Rheumatoid arthritis (RA) is a long-term disorder that significantly impairs somatic, emotional, and psychological functioning. The objective of this review is to identify, appraise, and synthesize the effects of psychological interventions (e.g., cognitive behavioral therapy (CBT), emotional disclosure (ED), group therapy (GT), mindfulness (M), patient education (PE), and relaxation (R)) on biopsychosocial outcomes in the treatment of rheumatoid arthritis (RA)."

If you needed any evidence of how poor this approach can get --- not my thing but there is an autoimmune form which is treated using immuno-suppressants --- as per Jonathan -- turns out he should have tried CBT+++
 
Reading the first two sentences (paragraph) was enough --- but read on "The Cochrane Risk of Bias tool (RoB 2.0) was used to assess the risk of bias in the included studies." The second paragraph builds on the first ---
 
No, you cannot assume this. In fact it makes no sense at all. This is a basic logical fallacy.

The logic is always the same circular nonsense:
  1. Illness has psychological consequences
  2. Addressing those consequences is considered a bit helpful, maybe, by some
  3. The illness has a psychological cause
Lots of assumptions in BPSland:

Fully generic assumptions. They keep saying this is effective, but all they have is speculation that it could be effective, if they could simply find the right combination of words and rituals.

Narrative-driven faith-based medicine, it's exactly as bad as it sounds.

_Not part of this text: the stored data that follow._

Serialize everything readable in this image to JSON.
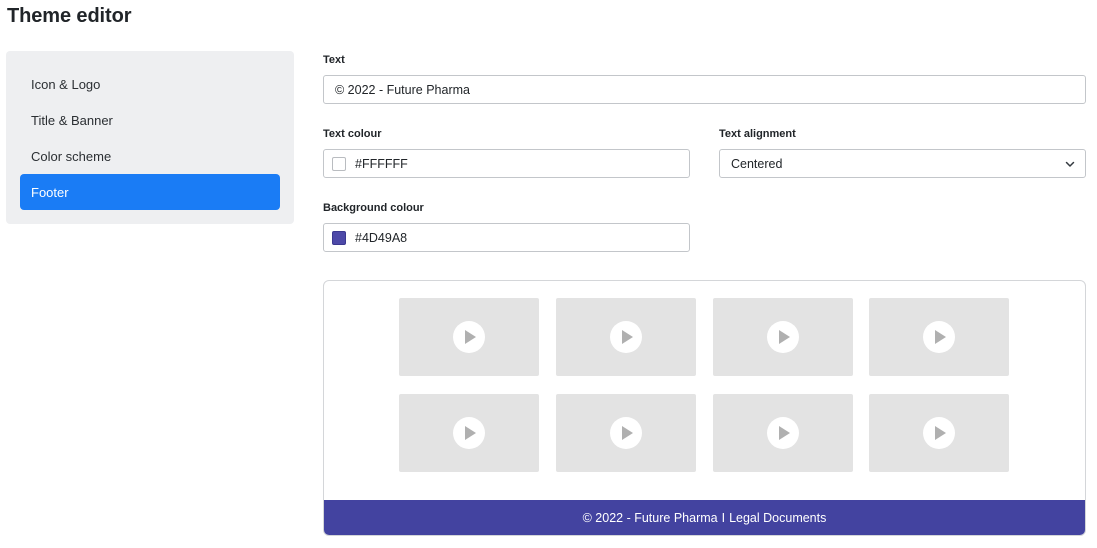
{
  "page": {
    "title": "Theme editor"
  },
  "sidebar": {
    "items": [
      {
        "label": "Icon & Logo",
        "active": false
      },
      {
        "label": "Title & Banner",
        "active": false
      },
      {
        "label": "Color scheme",
        "active": false
      },
      {
        "label": "Footer",
        "active": true
      }
    ]
  },
  "form": {
    "text": {
      "label": "Text",
      "value": "© 2022 - Future Pharma"
    },
    "text_colour": {
      "label": "Text colour",
      "value": "#FFFFFF"
    },
    "text_alignment": {
      "label": "Text alignment",
      "value": "Centered",
      "icon": "chevron-down-icon"
    },
    "background_colour": {
      "label": "Background colour",
      "value": "#4D49A8"
    }
  },
  "preview": {
    "thumbnails_icon": "play-icon",
    "footer": {
      "copyright": "© 2022 - Future Pharma",
      "separator": "I",
      "legal_link": "Legal Documents",
      "background": "#4343A0",
      "text_color": "#FFFFFF"
    }
  },
  "colors": {
    "accent": "#1A7CF5",
    "sidebar_bg": "#EEEFF1",
    "thumbnail_bg": "#E3E3E3",
    "play_arrow": "#B0B0B0"
  }
}
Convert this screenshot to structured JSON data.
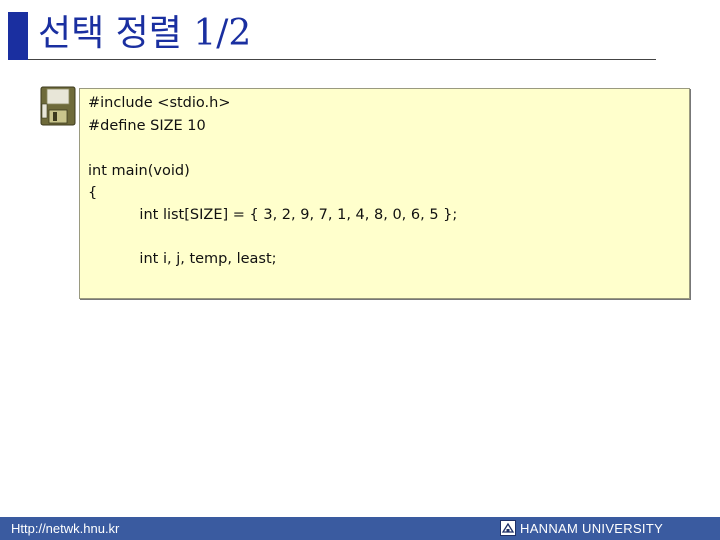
{
  "header": {
    "title": "선택 정렬 1/2"
  },
  "code": {
    "icon": "floppy-disk-icon",
    "lines": [
      "#include <stdio.h>",
      "#define SIZE 10",
      "",
      "int main(void)",
      "{",
      "    int list[SIZE] = { 3, 2, 9, 7, 1, 4, 8, 0, 6, 5 };",
      "",
      "    int i, j, temp, least;"
    ]
  },
  "footer": {
    "url": "Http://netwk.hnu.kr",
    "logo_icon": "hannam-university-emblem-icon",
    "university": "HANNAM  UNIVERSITY"
  },
  "colors": {
    "accent": "#1a2fa0",
    "code_background": "#ffffcc",
    "footer_background": "#3a5ba0"
  }
}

Don't forget the loop where the existence of these people and their 'research' (read marketing as it is those who are delivering said 'therapy' doing their own 'research') creates psychological misery either directly - by conversion courses and rumour-mill misinformation or indirectly by taking funding that could be going on providing solutions, or interfering with relationships meaning others are less willing to help with providing support for situational issues. Then offers 'calm down dear' techniques for dealing with said psychologically unsustainable without harm situations.

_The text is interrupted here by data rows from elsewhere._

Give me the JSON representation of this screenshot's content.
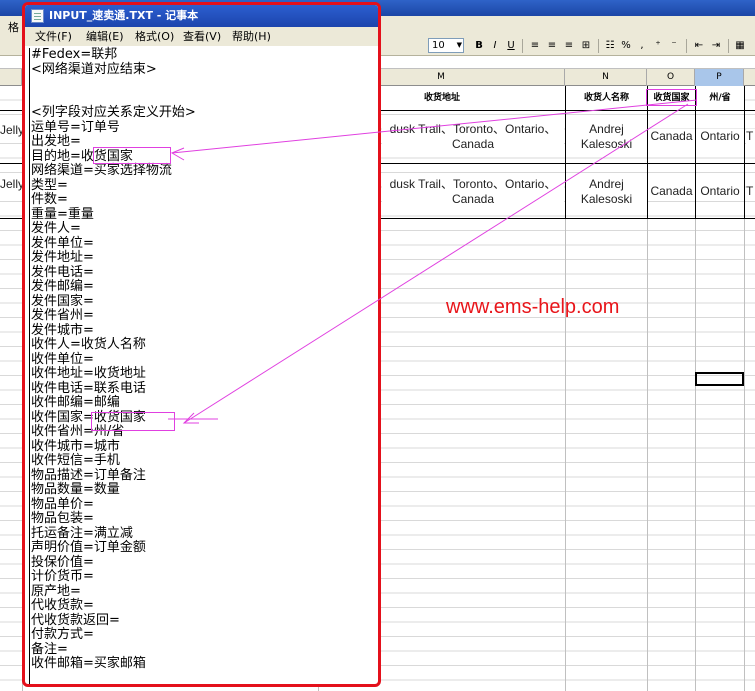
{
  "excel": {
    "menu_first": "格",
    "font_size": "10",
    "toolbar_buttons": [
      "B",
      "I",
      "U",
      "%",
      ","
    ],
    "columns": [
      {
        "label": "M"
      },
      {
        "label": "N"
      },
      {
        "label": "O"
      },
      {
        "label": "P"
      }
    ],
    "headers": {
      "m": "收货地址",
      "n": "收货人名称",
      "o": "收货国家",
      "p": "州/省"
    },
    "rows": [
      {
        "left": "Jelly",
        "address_line1": "dusk Trail、Toronto、Ontario、",
        "address_line2": "Canada",
        "name_line1": "Andrej",
        "name_line2": "Kalesoski",
        "country": "Canada",
        "province": "Ontario",
        "next": "T"
      },
      {
        "left": "Jelly",
        "address_line1": "dusk Trail、Toronto、Ontario、",
        "address_line2": "Canada",
        "name_line1": "Andrej",
        "name_line2": "Kalesoski",
        "country": "Canada",
        "province": "Ontario",
        "next": "T"
      }
    ]
  },
  "watermark": "www.ems-help.com",
  "notepad": {
    "title": "INPUT_速卖通.TXT - 记事本",
    "menu": [
      "文件(F)",
      "编辑(E)",
      "格式(O)",
      "查看(V)",
      "帮助(H)"
    ],
    "lines": [
      "#Fedex=联邦",
      "<网络渠道对应结束>",
      "",
      "",
      "<列字段对应关系定义开始>",
      "运单号=订单号",
      "出发地=",
      "目的地=收货国家",
      "网络渠道=买家选择物流",
      "类型=",
      "件数=",
      "重量=重量",
      "发件人=",
      "发件单位=",
      "发件地址=",
      "发件电话=",
      "发件邮编=",
      "发件国家=",
      "发件省州=",
      "发件城市=",
      "收件人=收货人名称",
      "收件单位=",
      "收件地址=收货地址",
      "收件电话=联系电话",
      "收件邮编=邮编",
      "收件国家=收货国家",
      "收件省州=州/省",
      "收件城市=城市",
      "收件短信=手机",
      "物品描述=订单备注",
      "物品数量=数量",
      "物品单价=",
      "物品包装=",
      "托运备注=满立减",
      "声明价值=订单金额",
      "投保价值=",
      "计价货币=",
      "原产地=",
      "代收货款=",
      "代收货款返回=",
      "付款方式=",
      "备注=",
      "收件邮箱=买家邮箱"
    ]
  },
  "colors": {
    "frame": "#e4101b",
    "annotation": "#e040e0",
    "watermark": "#e8151a"
  }
}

It is like if someone offering a drug was allowed to create the problem that the drug claimed to solve that was, if existent at all, tangential to the original illness then claims 'it could be the underlying cause'. Such as imagine if it were hair thickening meds/shampoo/matras and they were allowed to go into newspapers and medias saying everyone with gout has thin hair so everyone stared at the hair of people with gout, on top of their misery of their painful foot.. so most of them eventually thought I'll try this in an attempt to feel less self-conscious about the apparently thin hair everyone now seems to think I have.

When the truth is everyone just stopped hassling them about their hair because they finally got the message if they were already trying that then they'd better shut up as it is insensitive. And they say well yes I guess it makes me feel a bit better according to the survey that doesn't offer a lot of options - ergo those offering said survey claim that maybe gout is caused by some deficiency of whatever is in their meds/shampoo/mantras.